The Hindustan Times and the Rs 53-crore Mid-Day Multimedia are in talks for joining hands on matrimonial advertising. If it comes through, this would be the second alliance between the two media houses in recent times. Nearly two months back, the two had come together, with the Indian Express group, to sell 'appointments' (job ads) under a special joint package. The objective, as in the previous arrangement, is to offer a better value on a pan-India basis. But unlike before, the Indian Express Group may not be a part of this alliance. Though a clear picture is yet to emerge, indications are that Mid-Day and HT may either go ahead on their own or include a third publication other than the Express.
While neither of the two is willing to announce anything in public at this moment, a senior executive at Mid-Day disclosed, on condition of anonymity, that talks have been on to extend the alliance. "While we are delivering Mumbai to advertisers, there are certain categories of advertising which are not geographically restricting, for instance jobs and matrimonials," he reasons. "People are looking for jobs and spouses anywhere and everywhere in the world. So delivering only one market to such advertisers is not enough."
This is where the thought process started for a joint initiative on appointment ads. Also, it tries to come across as an alternative to the Times. To date, the Times of India Group, with its strategic spread of publications, has been an ideal channel-mix with somewhat of a national reach. Any package that has to counter the Times' proposition has to be a national-level deal at a lower price (or better value by alternate ways). That is precisely what the trio's appointments alliance does.
For one, the three bring significant readership numbers across the markets they operate - Hindustan Times in Delhi, Mid-Day in day-time Mumbai, Indian Express and Loksatta (Marathi) in Pune and Mumbai. "The core promise is: 66-per cent more readers (than the Times) at half the price (Rs 1,500 per cc versus Times' Rs 3,500)," says the source.
Alongside, each of the three media houses redid their editorial products related to appointment ads. HT Careers was relaunched; so was Express' Headstart. Mid-Day introduced a totally new broadsheet (unlike its regular tabloid size) called The Big Break. Though its regular jobs section, Momentum, continues to carry Mumbai-specific ads in the tabloid, The Big Break seeks national-level ads and is beefed up with HR-related editorial content. Now, ad-sales teams from the three houses carry their individual rate cards, explains the Mid-Day source, as well as cards detailing rates for joint packages.

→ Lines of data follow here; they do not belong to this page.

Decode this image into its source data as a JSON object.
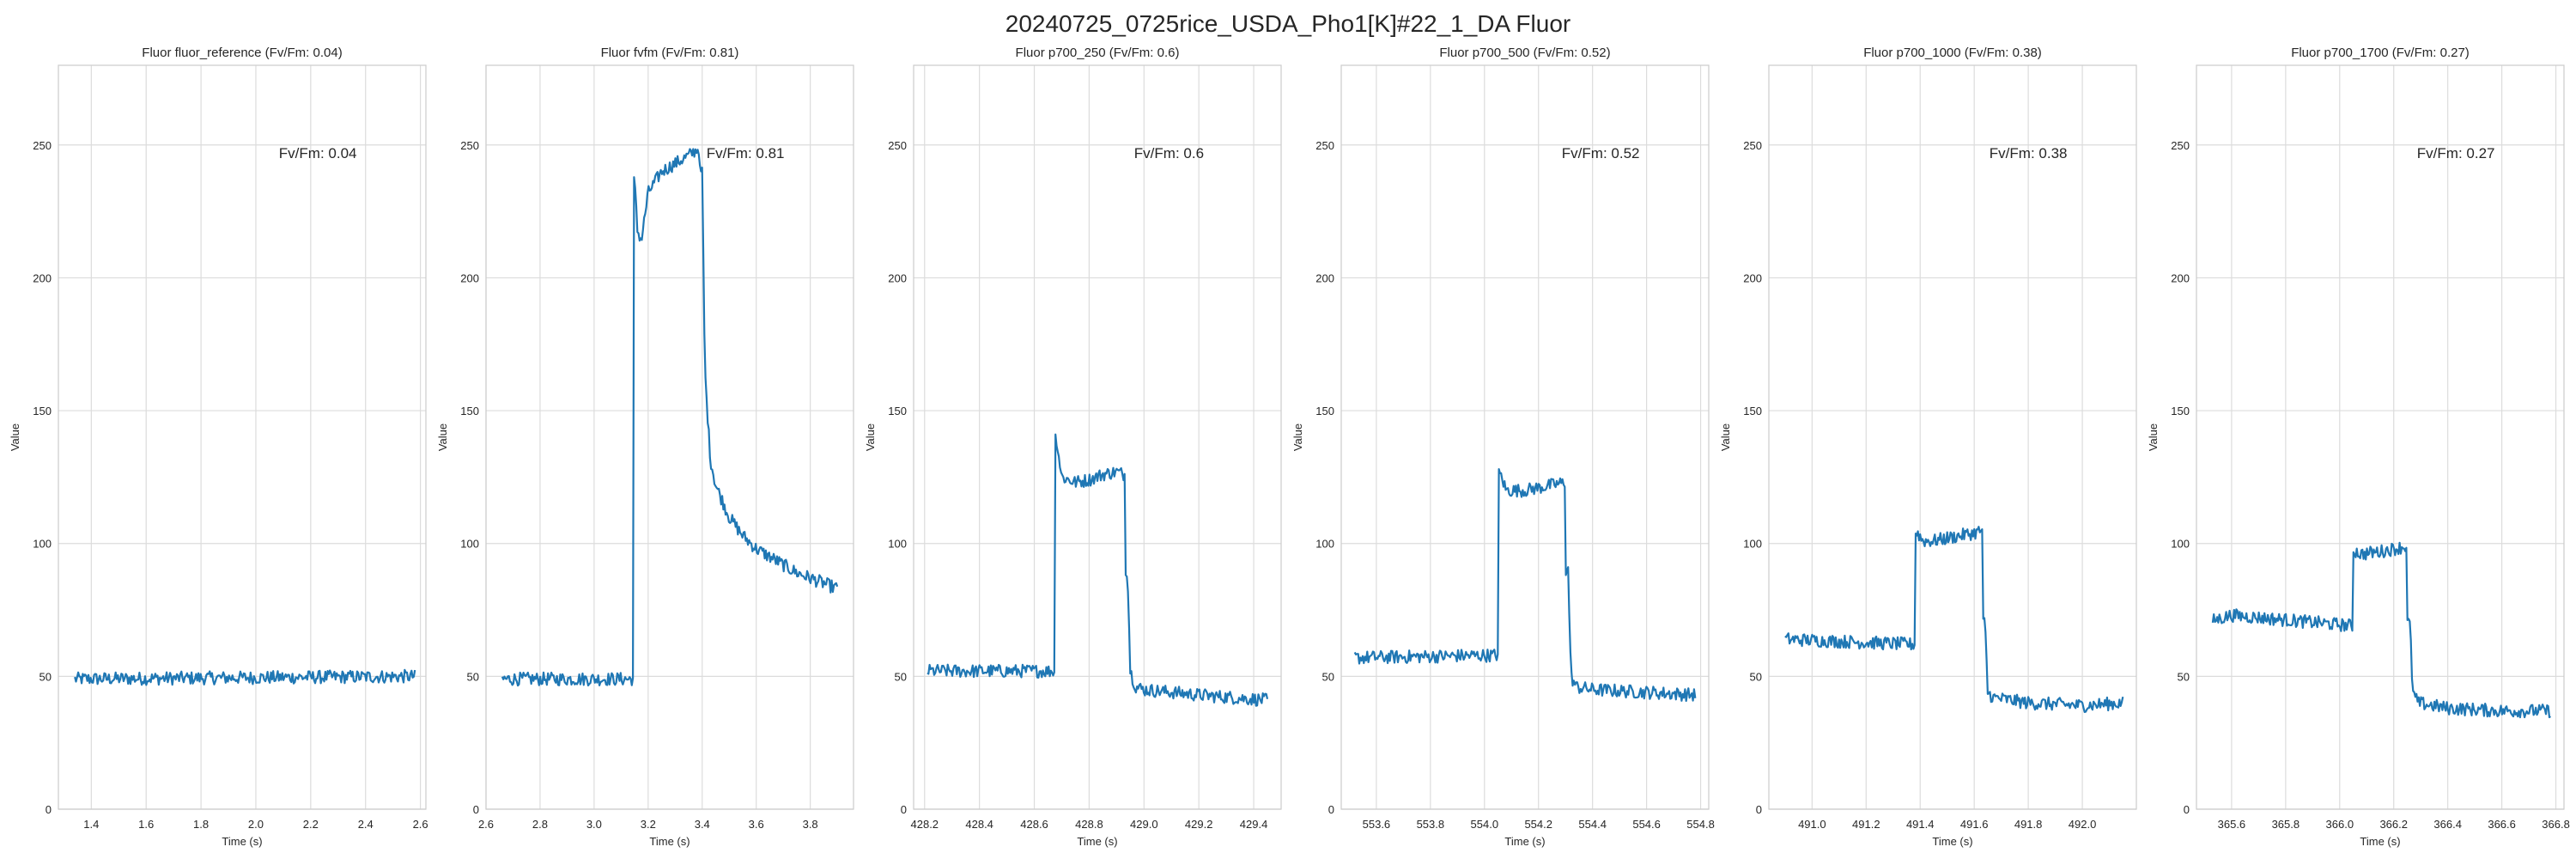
{
  "figure": {
    "suptitle": "20240725_0725rice_USDA_Pho1[K]#22_1_DA Fluor",
    "line_color": "#1f77b4",
    "grid": true,
    "style": "seaborn-whitegrid"
  },
  "chart_data": [
    {
      "type": "line",
      "title": "Fluor fluor_reference (Fv/Fm: 0.04)",
      "xlabel": "Time (s)",
      "ylabel": "Value",
      "annotation": "Fv/Fm: 0.04",
      "xlim": [
        1.28,
        2.62
      ],
      "ylim": [
        0,
        280
      ],
      "xticks": [
        "1.4",
        "1.6",
        "1.8",
        "2.0",
        "2.2",
        "2.4",
        "2.6"
      ],
      "yticks": [
        "0",
        "50",
        "100",
        "150",
        "200",
        "250"
      ],
      "series": [
        {
          "x_start": 1.34,
          "x_end": 2.58,
          "segments": [
            {
              "x": [
                1.34,
                2.58
              ],
              "y": [
                49,
                50
              ]
            }
          ],
          "noise": 2.5
        }
      ]
    },
    {
      "type": "line",
      "title": "Fluor fvfm (Fv/Fm: 0.81)",
      "xlabel": "Time (s)",
      "ylabel": "Value",
      "annotation": "Fv/Fm: 0.81",
      "xlim": [
        2.6,
        3.96
      ],
      "ylim": [
        0,
        280
      ],
      "xticks": [
        "2.6",
        "2.8",
        "3.0",
        "3.2",
        "3.4",
        "3.6",
        "3.8"
      ],
      "yticks": [
        "0",
        "50",
        "100",
        "150",
        "200",
        "250"
      ],
      "series": [
        {
          "x_start": 2.66,
          "x_end": 3.9,
          "segments": [
            {
              "x": [
                2.66,
                3.145
              ],
              "y": [
                49,
                49
              ]
            },
            {
              "x": [
                3.15,
                3.16,
                3.175,
                3.2,
                3.25,
                3.3,
                3.35,
                3.39
              ],
              "y": [
                236,
                218,
                214,
                232,
                240,
                243,
                246,
                249
              ]
            },
            {
              "x": [
                3.4,
                3.41,
                3.43,
                3.45,
                3.5,
                3.55,
                3.6,
                3.65,
                3.7,
                3.75,
                3.8,
                3.85,
                3.9
              ],
              "y": [
                240,
                165,
                132,
                122,
                110,
                103,
                98,
                95,
                92,
                89,
                87,
                85,
                83
              ]
            }
          ],
          "noise": 2.5
        }
      ]
    },
    {
      "type": "line",
      "title": "Fluor p700_250 (Fv/Fm: 0.6)",
      "xlabel": "Time (s)",
      "ylabel": "Value",
      "annotation": "Fv/Fm: 0.6",
      "xlim": [
        428.16,
        429.5
      ],
      "ylim": [
        0,
        280
      ],
      "xticks": [
        "428.2",
        "428.4",
        "428.6",
        "428.8",
        "429.0",
        "429.2",
        "429.4"
      ],
      "yticks": [
        "0",
        "50",
        "100",
        "150",
        "200",
        "250"
      ],
      "series": [
        {
          "x_start": 428.21,
          "x_end": 429.45,
          "segments": [
            {
              "x": [
                428.21,
                428.675
              ],
              "y": [
                52,
                52
              ]
            },
            {
              "x": [
                428.68,
                428.7,
                428.75,
                428.8,
                428.85,
                428.9,
                428.93
              ],
              "y": [
                140,
                125,
                123,
                124,
                126,
                127,
                126
              ]
            },
            {
              "x": [
                428.94,
                428.95,
                428.97,
                429.0,
                429.2,
                429.45
              ],
              "y": [
                90,
                52,
                46,
                45,
                43,
                41
              ]
            }
          ],
          "noise": 2.5
        }
      ]
    },
    {
      "type": "line",
      "title": "Fluor p700_500 (Fv/Fm: 0.52)",
      "xlabel": "Time (s)",
      "ylabel": "Value",
      "annotation": "Fv/Fm: 0.52",
      "xlim": [
        553.47,
        554.83
      ],
      "ylim": [
        0,
        280
      ],
      "xticks": [
        "553.6",
        "553.8",
        "554.0",
        "554.2",
        "554.4",
        "554.6",
        "554.8"
      ],
      "yticks": [
        "0",
        "50",
        "100",
        "150",
        "200",
        "250"
      ],
      "series": [
        {
          "x_start": 553.52,
          "x_end": 554.78,
          "segments": [
            {
              "x": [
                553.52,
                554.05
              ],
              "y": [
                57,
                58
              ]
            },
            {
              "x": [
                554.06,
                554.08,
                554.15,
                554.2,
                554.25,
                554.3
              ],
              "y": [
                126,
                120,
                120,
                121,
                122,
                123
              ]
            },
            {
              "x": [
                554.31,
                554.32,
                554.34,
                554.4,
                554.6,
                554.78
              ],
              "y": [
                90,
                50,
                46,
                45,
                44,
                43
              ]
            }
          ],
          "noise": 2.5
        }
      ]
    },
    {
      "type": "line",
      "title": "Fluor p700_1000 (Fv/Fm: 0.38)",
      "xlabel": "Time (s)",
      "ylabel": "Value",
      "annotation": "Fv/Fm: 0.38",
      "xlim": [
        490.84,
        492.2
      ],
      "ylim": [
        0,
        280
      ],
      "xticks": [
        "491.0",
        "491.2",
        "491.4",
        "491.6",
        "491.8",
        "492.0"
      ],
      "yticks": [
        "0",
        "50",
        "100",
        "150",
        "200",
        "250"
      ],
      "series": [
        {
          "x_start": 490.9,
          "x_end": 492.15,
          "segments": [
            {
              "x": [
                490.9,
                491.38
              ],
              "y": [
                64,
                62
              ]
            },
            {
              "x": [
                491.39,
                491.41,
                491.45,
                491.5,
                491.55,
                491.6,
                491.63
              ],
              "y": [
                104,
                101,
                101,
                102,
                103,
                104,
                105
              ]
            },
            {
              "x": [
                491.64,
                491.65,
                491.67,
                491.8,
                492.0,
                492.15
              ],
              "y": [
                70,
                44,
                42,
                40,
                39,
                40
              ]
            }
          ],
          "noise": 2.5
        }
      ]
    },
    {
      "type": "line",
      "title": "Fluor p700_1700 (Fv/Fm: 0.27)",
      "xlabel": "Time (s)",
      "ylabel": "Value",
      "annotation": "Fv/Fm: 0.27",
      "xlim": [
        365.47,
        366.83
      ],
      "ylim": [
        0,
        280
      ],
      "xticks": [
        "365.6",
        "365.8",
        "366.0",
        "366.2",
        "366.4",
        "366.6",
        "366.8"
      ],
      "yticks": [
        "0",
        "50",
        "100",
        "150",
        "200",
        "250"
      ],
      "series": [
        {
          "x_start": 365.53,
          "x_end": 366.78,
          "segments": [
            {
              "x": [
                365.53,
                365.6,
                366.05
              ],
              "y": [
                71,
                73,
                69
              ]
            },
            {
              "x": [
                366.06,
                366.08,
                366.15,
                366.2,
                366.25
              ],
              "y": [
                97,
                96,
                97,
                98,
                99
              ]
            },
            {
              "x": [
                366.26,
                366.27,
                366.29,
                366.4,
                366.6,
                366.78
              ],
              "y": [
                70,
                44,
                40,
                38,
                37,
                37
              ]
            }
          ],
          "noise": 2.5
        }
      ]
    }
  ]
}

"Mid-Day has been in talks with the 77-year-old Hindustan Times for over a year at various levels (Radio Mid-Day and HT for FM radio, or instance)," discloses the source. "Talks have been on lately on matrimonials. We have 70 classified centres across Mumbai which accept business; HT has none. And it is the reverse in Delhi," he says. "If this alliance comes into being, we can easily ride each other's infrastructure too." For a day-time tabloid like Mid-Day, the percentage of total revenues contributed by classifieds and appointment ads is "very big". Categories like tours and travel and accommodation fetch the highest returns.
Matrimonials is an extremely high-volume business for the Hindustan Times as also a big revenue earner. Its popularity can be gauged from the fact that about three years back, both the Times and the Hindustan Times created special pullouts of matrimonial ads on Sundays and branded the other days for category-specific classifieds. They even pulled down rates, thus attracting higher numbers. The Hindustan Times has also taken matrimonial ads on to the Net in a big way through its website, which contains NRI listings from USA, Canada, UK, Australia and the Middle East. More than anything, classifieds ensure a direct customer contact to publications, thus indicating their reader strengths.